In einem Altenheim im Distrito Este von Malaga hat die Nationalpolizei eine 39-jährige Mitarbeiterin festgenommen, die verdächtigt wird, Schmuck und Geld von mehreren älteren Bewohnern gestohlen zu haben. Die Ermittlungen begannen, nachdem ein Bewohner den Verlust von Wertgegenständen gemeldet hatte.
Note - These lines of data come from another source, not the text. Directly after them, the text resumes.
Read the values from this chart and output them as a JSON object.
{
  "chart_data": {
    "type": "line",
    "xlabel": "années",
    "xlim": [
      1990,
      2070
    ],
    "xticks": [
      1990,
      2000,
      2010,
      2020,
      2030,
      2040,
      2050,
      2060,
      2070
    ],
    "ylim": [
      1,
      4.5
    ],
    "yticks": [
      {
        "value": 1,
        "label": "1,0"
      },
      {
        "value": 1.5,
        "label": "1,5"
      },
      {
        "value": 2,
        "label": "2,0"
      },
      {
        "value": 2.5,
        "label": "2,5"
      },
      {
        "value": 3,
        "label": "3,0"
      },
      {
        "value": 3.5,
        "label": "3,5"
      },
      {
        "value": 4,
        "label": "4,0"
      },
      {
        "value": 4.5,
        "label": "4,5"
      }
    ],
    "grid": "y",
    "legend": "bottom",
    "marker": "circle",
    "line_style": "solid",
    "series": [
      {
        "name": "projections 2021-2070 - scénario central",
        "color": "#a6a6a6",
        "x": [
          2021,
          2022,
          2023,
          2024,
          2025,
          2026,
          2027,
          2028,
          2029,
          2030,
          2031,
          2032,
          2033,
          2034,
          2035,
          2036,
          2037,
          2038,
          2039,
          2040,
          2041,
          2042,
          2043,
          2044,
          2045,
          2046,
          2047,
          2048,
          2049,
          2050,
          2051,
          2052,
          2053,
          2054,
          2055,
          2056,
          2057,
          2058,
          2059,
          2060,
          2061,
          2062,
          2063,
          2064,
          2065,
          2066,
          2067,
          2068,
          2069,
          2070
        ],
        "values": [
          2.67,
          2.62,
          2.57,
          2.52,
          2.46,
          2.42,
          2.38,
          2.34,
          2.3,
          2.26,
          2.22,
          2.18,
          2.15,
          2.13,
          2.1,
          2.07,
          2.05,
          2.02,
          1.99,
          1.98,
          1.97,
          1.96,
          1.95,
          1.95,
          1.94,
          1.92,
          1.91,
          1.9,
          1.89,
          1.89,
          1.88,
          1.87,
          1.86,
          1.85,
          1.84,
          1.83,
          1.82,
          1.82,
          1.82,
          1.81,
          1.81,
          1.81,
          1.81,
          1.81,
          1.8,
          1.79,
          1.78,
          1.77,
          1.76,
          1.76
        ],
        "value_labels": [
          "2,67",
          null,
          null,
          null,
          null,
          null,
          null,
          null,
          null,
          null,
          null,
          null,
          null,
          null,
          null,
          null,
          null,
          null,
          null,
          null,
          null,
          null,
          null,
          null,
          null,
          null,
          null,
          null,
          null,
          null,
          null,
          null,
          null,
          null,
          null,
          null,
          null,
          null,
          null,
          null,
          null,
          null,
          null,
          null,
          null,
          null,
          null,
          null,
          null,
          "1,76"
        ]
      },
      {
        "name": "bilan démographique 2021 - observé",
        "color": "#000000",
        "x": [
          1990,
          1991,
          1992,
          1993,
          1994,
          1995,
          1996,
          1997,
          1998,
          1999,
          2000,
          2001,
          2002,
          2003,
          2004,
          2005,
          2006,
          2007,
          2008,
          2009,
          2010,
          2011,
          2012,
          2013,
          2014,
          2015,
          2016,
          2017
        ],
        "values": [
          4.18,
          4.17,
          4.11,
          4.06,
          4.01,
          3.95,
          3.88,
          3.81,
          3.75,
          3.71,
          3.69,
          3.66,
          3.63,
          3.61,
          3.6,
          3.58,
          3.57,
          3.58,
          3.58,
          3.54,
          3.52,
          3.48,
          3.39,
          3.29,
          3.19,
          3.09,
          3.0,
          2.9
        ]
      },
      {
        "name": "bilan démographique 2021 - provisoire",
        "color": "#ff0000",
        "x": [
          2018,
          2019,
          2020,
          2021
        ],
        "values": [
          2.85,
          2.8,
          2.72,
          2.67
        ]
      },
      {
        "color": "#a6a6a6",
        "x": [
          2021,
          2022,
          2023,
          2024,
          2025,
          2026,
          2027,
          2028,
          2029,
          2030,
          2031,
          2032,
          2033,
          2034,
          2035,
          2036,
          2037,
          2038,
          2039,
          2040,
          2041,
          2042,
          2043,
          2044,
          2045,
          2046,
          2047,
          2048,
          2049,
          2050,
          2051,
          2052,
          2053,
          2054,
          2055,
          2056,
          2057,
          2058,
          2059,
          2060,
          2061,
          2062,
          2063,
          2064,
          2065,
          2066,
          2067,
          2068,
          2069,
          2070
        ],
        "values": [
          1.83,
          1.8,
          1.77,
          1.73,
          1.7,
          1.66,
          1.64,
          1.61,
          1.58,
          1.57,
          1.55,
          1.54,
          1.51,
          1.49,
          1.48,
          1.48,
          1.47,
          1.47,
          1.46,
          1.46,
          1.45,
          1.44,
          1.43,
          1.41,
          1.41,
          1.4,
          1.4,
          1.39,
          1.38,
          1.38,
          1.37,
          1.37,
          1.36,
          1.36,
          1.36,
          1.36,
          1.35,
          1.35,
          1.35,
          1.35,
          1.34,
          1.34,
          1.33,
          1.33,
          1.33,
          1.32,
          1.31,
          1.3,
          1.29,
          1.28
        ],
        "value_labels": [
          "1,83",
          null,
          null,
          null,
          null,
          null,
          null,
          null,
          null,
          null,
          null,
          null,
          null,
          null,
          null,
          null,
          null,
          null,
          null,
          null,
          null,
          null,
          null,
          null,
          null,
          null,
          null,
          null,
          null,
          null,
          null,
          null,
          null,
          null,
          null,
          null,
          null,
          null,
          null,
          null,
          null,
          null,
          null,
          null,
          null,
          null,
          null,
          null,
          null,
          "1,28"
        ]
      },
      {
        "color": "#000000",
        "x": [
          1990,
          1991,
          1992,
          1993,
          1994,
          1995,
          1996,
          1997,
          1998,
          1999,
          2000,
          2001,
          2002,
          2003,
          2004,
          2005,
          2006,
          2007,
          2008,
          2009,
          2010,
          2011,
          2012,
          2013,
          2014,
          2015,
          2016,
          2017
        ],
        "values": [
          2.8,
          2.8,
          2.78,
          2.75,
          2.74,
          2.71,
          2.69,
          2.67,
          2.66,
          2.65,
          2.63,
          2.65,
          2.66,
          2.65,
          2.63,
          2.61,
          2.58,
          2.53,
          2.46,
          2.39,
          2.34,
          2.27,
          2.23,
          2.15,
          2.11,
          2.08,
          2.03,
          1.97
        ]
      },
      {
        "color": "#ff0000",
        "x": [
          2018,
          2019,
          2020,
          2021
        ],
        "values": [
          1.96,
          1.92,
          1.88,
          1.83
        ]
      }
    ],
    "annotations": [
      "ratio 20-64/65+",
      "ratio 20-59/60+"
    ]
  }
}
Kurz darauf wurden weitere Diebstähle bekannt, die alle ein ähnliches Muster aufwiesen: Die Opfer waren ältere Menschen in einer besonders verletzlichen Lage, die alle im selben Pflegeheim lebten.
Die Verdächtige soll ohne berechtigte Gründe Zimmer betreten haben, die ihr laut Dienstplan nicht zugewiesen waren, um unbemerkt an die Wertgegenstände der Bewohner zu gelangen. Die Ermittler konnten die Spur des gestohlenen Schmucks bis zu einem Mann verfolgen, der als ehemaliger Partner der Tatverdächtigen identifiziert wurde. Er soll die entwendeten Schmuckstücke mehrfach bei Goldhändlern in Malaga verkauft haben.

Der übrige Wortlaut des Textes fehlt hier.